Spätestens bei dieser Argumentation frage man sich allerdings, wenn man auf ein Tierschutzgesetz abstelle, das bereits acht Jahre alt sei, warum man dann in der Zwischenzeit nichts gemacht habe. Mit anderen Worten, den eiligen Handlungsbedarf gebe es definitiv nicht. Hinz verweise gerne auf die sogenannten Leitlinien zur Beurteilung von Pferdehaltungen unter Tierschutzgesichtspunkten durch das Bundesministerium für Ernährung und Landwirtschaft. Danach sollen Pferde täglich kontrolliert, bewegt, also geritten werden, und den Pferden, die in der Führmaschine oder auf dem Laufband gehen, zusätzlich freie Bewegung angeboten werden. Ministerin Hinz interpretiere dies so, dass entsprechende Weideflächen und Koppeln vorhanden sein müssen. Es stelle sich für ihn die Frage, so Irmer, wie das im Winter durchzuführen sei, wenn diese Flächen nicht zur Verfügung stehen. Deshalb habe der Pferdesportverband Hessen und die ihm angeschlossenen Verbände zu Recht darauf hingewiesen, dass das Freilaufen in der Reithalle eine gute Alternative sei, und genau dies geschehe ja auch, so dass der Vorwurf der mangelnden Bewegungsmöglichkeit unzutreffend sei.

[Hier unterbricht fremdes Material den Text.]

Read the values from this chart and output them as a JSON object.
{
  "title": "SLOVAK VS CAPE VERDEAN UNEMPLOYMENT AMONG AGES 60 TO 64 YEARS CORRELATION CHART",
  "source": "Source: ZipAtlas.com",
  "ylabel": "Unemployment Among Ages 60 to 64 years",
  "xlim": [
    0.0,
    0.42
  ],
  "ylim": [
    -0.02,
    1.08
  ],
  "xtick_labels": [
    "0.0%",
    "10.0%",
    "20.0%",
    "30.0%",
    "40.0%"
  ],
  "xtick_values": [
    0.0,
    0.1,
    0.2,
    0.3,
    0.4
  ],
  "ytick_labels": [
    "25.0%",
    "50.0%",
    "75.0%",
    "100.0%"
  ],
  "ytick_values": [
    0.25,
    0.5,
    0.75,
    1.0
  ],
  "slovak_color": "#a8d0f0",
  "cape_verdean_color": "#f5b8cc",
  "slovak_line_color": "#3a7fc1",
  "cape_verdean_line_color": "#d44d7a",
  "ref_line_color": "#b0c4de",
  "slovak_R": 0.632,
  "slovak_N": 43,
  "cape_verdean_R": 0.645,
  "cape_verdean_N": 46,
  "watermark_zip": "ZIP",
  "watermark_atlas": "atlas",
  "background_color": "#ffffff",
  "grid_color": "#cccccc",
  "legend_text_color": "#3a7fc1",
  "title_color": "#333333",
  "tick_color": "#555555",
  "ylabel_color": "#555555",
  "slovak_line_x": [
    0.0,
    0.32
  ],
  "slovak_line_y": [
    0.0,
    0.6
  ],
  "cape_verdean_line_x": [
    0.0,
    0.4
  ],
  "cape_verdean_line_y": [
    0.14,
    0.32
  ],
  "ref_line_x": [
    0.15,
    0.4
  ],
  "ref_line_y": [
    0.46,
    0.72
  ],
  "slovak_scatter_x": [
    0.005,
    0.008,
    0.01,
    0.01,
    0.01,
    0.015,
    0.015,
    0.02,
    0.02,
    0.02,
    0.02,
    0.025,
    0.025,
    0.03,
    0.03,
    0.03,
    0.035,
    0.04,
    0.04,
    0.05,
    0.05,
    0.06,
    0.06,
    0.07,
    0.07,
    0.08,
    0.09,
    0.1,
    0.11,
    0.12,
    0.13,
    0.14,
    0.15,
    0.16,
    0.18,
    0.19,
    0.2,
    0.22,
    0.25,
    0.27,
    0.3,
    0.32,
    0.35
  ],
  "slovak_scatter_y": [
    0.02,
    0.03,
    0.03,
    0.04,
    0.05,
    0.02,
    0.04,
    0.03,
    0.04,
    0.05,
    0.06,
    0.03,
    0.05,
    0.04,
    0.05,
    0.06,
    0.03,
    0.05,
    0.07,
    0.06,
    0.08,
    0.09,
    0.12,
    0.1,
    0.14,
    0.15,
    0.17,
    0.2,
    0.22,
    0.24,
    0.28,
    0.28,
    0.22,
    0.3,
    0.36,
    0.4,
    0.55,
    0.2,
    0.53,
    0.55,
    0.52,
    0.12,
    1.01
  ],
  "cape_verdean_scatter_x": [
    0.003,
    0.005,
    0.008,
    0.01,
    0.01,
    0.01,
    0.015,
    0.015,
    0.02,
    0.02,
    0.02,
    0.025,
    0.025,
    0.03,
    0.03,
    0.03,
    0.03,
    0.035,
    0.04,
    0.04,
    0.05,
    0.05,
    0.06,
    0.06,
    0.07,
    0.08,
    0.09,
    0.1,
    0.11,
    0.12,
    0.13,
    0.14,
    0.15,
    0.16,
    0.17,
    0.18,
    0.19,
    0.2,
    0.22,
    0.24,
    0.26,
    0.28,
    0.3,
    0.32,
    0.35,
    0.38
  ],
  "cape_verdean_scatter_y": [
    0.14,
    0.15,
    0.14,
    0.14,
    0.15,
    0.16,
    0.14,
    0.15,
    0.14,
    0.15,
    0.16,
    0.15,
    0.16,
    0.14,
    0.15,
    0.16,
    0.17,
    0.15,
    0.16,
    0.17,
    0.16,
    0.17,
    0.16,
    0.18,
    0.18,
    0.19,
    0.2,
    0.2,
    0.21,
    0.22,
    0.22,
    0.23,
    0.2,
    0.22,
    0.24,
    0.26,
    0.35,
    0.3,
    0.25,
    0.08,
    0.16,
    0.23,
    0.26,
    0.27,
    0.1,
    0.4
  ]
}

Bundeslandwirtschaftsminister Christian Schmidt (CSU) habe kürzlich den Begriff Tierwohl definiert. Dabei gehe es um Gesundheit, Verhalten und Emotionen. Angst, Schmerzen, Stress für die Tiere müssten vermieden werden, so wie es auch das Tierschutzgesetz vorsehe. Dies sei auch völlig korrekt, und niemand bestreite, dass die Pferde in Dillenburg gut gehalten werden, gesund sind und ein normales Verhalten an den Tag legen.

Keinerlei Beanstandungen

Wer immer auch für zwischenzeitliche unterjährige Überprüfungen zuständig sei, ob Ministerium oder in Delegation der Aufgabe das Veterinäramt des Kreises, es habe in den letzten Jahren nicht eine einzige Beanstandung in irgendeiner Form gegeben, so Irmer. Die Mitarbeiterinnen und Mitarbeiter im Landgestüt in Dillenburg seien ausgewiesene Profis. Ihnen sei es ein Anliegen, mit Tieren und hier insbesondere mit Pferden artgerecht und liebevoll umzugehen. Zu glauben, dass hier das Tierwohl gefährdet sei, sei ein Angriff auf die Integrität der Mitarbeiter.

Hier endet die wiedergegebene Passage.